Social ventures need to prove that their programs ‘work’ before they are taken to scale. The scientific process models how to obtain this proof – only, funders need to better support this groundwork before they make larger investments in unproven programs.
This week’s readings present two main measures of social ventures’ abilities to ‘work’ effectively. First, Kimberly Dasher Tripp argues in “It’s Not All About Growth for Social Enterprises” (1) that the most important measure is the ability to prove impact. By asking “so what?” about traditional business growth metrics, a venture following Tripp’s model will ‘work’ best because it knows it’s moving the needle on its target issue.
A second measure, from Simanis and Duke’s “Profits at the Bottom of the Pyramid” (2), is a venture’s ability to secure small-scale profitability early on. “A steady flow of profits, however modest, will then allow companies to tackle riskier growth opportunities with greater social impact.” By taking things slow, a venture following Simanis and Duke’s model will ‘work’ best because it will be financially sustainable.
Despite both articles talking about similar poverty and public health issues, these criteria are very different. Taken together, we conclude that the impact must be sufficient to justify the spending of profits, while the profits must be sufficient to sustain the impact. Additionally, the achievement of both measures must be proven before scaling the program.
That’s where MIT economist Esther Duflo comes in — specifically, her TED Talk titled “Social Experiments to Fight Poverty” (3).

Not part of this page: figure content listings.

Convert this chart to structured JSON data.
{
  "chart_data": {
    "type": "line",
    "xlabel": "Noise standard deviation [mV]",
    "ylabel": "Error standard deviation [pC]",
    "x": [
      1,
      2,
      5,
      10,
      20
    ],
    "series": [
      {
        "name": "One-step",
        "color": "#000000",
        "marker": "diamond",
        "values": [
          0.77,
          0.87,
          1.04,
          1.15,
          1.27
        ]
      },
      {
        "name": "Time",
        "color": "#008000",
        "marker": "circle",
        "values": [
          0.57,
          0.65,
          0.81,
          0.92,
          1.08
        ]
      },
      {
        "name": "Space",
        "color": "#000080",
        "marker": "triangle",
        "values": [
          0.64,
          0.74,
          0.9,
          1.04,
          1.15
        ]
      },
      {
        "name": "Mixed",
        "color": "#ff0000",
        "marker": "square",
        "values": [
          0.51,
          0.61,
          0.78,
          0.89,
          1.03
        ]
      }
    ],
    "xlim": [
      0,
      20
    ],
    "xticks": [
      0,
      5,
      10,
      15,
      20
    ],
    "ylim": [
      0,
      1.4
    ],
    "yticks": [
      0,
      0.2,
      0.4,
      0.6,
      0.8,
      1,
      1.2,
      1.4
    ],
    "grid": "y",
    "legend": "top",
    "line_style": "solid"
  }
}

In it, she talks about applying the scientific process to social issues. Referencing modern drug trials, she describes using “the same randomized, controlled trial for social policy… you can take the guesswork out of policy-making by knowing what works, what doesn’t work and why” (3).
One example that Duflo gives is similar to the health issues from the class articles; she studies methods of increasing vaccine clinic use in rural India. By conducting a randomized, controlled trial of an incentive treatment at 134 clinics, she proved that the treatment was impactful and cost-effective. Her experiment satisfies both Tripp’s and Simanis and Duke’s measures, and acts as a green light for scaling.
Duflo’s experiments relate to a separate problem raised in Tripp’s article, too. While the vaccine clinic experiment was pre-scaling groundwork, it still cost money. According to Tripp, “funders have traditionally been interested in how their money is attributable to a specific impact (e.g., my money built X number of schools)” (1). In order to support impactful, financially sustainable social ventures, funders must do their part to “cultivate the ecosystem…[through] business and product development, marketing, evaluation, advocacy, and training” (1).
This type of “shared contribution” (1) may not sound as good to funders as ‘X number of schools’ but, if the schools aren’t impactful or sustainable due to a lack of groundwork, the question that needs to be asked is “so what?”
References:
(1) Tripp, Kimberly Dasher. “It's Not All About Growth for Social Enterprises.” Harvard Business Review, 7 Aug. 2014, hbr.org/2013/01/its-not-all-about-growth-for-s. Accessed 18 Sept. 2017.
(2) Simanis, Erik, Duke, Duncan. “Profits at the Bottom of the Pyramid.” Harvard Business Review, 28 Oct. 2014, hbr.org/2014/10/profits-at-the-bottom-of-the-pyramid. Accessed 18 Sept. 2017.
(3) Duflo, Esther. Social Experiments to Fight Poverty, TED, Feb. 2010, www.ted.com/talks/esther_duflo_social_experiments_to_fight_poverty. Accessed 18 Sept. 2017.